Adopting AppData in KDE?
Thomas Lübking
thomas.luebking at gmail.com
Sun Nov 3 17:15:26 GMT 2013
On Sonntag, 3. November 2013 16:28:56 CEST, Albert Astals Cid wrote:
> El Diumenge, 3 de novembre de 2013, a les 13:24:40, Richard Hughes va
> escriure:
>> On 3 November 2013 12:32, Albert Astals Cid <aacid at kde.org> wrote:
>>> I am all for listing "high quality applications", it's just
>>> that this just
>>> doesn't help.
>>
>> Sure it does. We're not going to get AppData files for sodipodi,
>> cinepaint or arora any time soon.
>
> But you said anyone can write one and submit it to Fedora for
> submission, you
> also said they're pretty trivial to write, so why do you think
> I (or someone
> else) can not write one for sodipodi and submit it?
I think everyone who read this thread was immediately aware that the "high quality applications" argument is "flawed" (i've actually another term in mind)
Qualification/certification requires a trustworthy instance, not some formalized README.

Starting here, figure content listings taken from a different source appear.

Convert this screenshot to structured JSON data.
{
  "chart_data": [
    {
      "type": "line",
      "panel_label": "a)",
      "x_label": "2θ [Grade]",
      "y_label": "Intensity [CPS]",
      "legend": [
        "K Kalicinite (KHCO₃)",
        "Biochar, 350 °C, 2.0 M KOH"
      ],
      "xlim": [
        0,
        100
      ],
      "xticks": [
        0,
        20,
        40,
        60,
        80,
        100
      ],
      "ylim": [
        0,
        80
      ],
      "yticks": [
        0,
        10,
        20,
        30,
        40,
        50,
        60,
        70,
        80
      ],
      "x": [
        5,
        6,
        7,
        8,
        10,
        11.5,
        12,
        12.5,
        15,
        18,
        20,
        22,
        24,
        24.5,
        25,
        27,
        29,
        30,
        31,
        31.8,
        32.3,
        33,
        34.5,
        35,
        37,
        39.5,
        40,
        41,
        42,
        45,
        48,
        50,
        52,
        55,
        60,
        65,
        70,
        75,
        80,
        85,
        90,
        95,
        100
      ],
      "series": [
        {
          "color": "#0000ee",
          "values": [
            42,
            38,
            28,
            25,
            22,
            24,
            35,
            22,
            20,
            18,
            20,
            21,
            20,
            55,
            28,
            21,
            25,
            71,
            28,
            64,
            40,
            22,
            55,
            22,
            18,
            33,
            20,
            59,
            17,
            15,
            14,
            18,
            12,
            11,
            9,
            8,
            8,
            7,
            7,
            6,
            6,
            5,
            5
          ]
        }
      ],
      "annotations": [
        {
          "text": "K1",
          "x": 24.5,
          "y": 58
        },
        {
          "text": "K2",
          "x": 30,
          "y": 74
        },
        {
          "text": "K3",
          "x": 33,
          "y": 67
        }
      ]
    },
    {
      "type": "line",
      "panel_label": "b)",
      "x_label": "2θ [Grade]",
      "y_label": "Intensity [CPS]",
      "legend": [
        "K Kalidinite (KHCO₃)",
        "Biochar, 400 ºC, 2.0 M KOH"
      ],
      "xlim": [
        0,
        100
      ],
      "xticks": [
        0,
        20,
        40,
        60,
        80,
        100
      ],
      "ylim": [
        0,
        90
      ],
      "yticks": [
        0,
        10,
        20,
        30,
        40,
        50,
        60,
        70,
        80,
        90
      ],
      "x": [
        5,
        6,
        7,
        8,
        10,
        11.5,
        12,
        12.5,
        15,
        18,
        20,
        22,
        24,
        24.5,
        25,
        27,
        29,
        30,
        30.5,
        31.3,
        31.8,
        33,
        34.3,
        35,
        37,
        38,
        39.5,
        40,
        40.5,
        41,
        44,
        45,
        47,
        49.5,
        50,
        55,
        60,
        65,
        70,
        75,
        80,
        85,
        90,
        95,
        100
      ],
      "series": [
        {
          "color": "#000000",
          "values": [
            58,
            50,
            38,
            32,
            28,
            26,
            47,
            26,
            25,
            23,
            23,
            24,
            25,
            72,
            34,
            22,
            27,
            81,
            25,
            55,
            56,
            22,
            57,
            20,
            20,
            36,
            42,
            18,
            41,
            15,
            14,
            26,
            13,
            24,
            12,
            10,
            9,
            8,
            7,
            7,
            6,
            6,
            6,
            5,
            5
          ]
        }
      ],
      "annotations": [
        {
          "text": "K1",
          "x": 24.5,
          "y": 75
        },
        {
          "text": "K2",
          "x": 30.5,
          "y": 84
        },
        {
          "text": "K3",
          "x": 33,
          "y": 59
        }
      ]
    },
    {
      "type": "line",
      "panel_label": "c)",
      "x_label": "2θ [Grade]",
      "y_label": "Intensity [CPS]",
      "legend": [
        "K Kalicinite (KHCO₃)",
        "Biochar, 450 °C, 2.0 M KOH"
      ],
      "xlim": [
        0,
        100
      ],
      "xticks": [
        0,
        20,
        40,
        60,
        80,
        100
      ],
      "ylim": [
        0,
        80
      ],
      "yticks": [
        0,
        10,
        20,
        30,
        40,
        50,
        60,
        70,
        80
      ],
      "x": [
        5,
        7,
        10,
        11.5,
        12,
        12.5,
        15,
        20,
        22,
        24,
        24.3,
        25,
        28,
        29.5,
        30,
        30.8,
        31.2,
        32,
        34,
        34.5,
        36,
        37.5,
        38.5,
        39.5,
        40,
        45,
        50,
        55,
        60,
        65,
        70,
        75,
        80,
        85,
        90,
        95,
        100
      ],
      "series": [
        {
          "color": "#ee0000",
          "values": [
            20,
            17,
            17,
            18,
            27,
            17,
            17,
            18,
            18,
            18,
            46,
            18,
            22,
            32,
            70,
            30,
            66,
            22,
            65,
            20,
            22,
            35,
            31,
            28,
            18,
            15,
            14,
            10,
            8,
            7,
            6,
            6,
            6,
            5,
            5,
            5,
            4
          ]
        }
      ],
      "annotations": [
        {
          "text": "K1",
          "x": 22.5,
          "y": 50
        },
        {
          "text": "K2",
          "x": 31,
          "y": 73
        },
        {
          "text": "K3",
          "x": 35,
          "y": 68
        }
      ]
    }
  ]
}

And the presence of an AppData description does neither indicate that the app is actually maintained (not now and certainly not in the long run, not even if you'd pervert the idea of a standard and alter it once a month), nor does the absence indicate that the app is of low quality (by measure of update frequency, some essential CLI tools would have to be considered "utter crap", because they work the way they are since a decade - and they do not even provide screenshots!!!)
The one and only point of forcing the apps to support AppData in order to be available is to enforce the AppData "standard".
If google videosearch would only find youtube videos, there'd be not the slightest doubt about that being a move in order to enforce (or at least "encourage") distribution via youtube and certainly not to assure "high quality videos" - of cats...
The important questions to ask and answer (well, "is it usable")
----------------------------------------------------------------
* does it presently qualify as "standard" at all? (not as long as it states particular tools - like gnome i18n, as claimed by David)
* what are the benefits of this particular standard over pot. competitors?
* what are the deficits of this particular standard?
* who is in control of the standard?
* what are the benefits in controlling the standard?
* What are the goals? Is it actually supposed to become a gatekeeper ("high quality applications" at best, "you use what i tell you"/"walled garden" at worst) tool?
* in case, by what technique (expert review, voting, etc.), ie. who becomes the gatekeeper?
No serious answer to the above could include buzz like "high quality" or "awesome".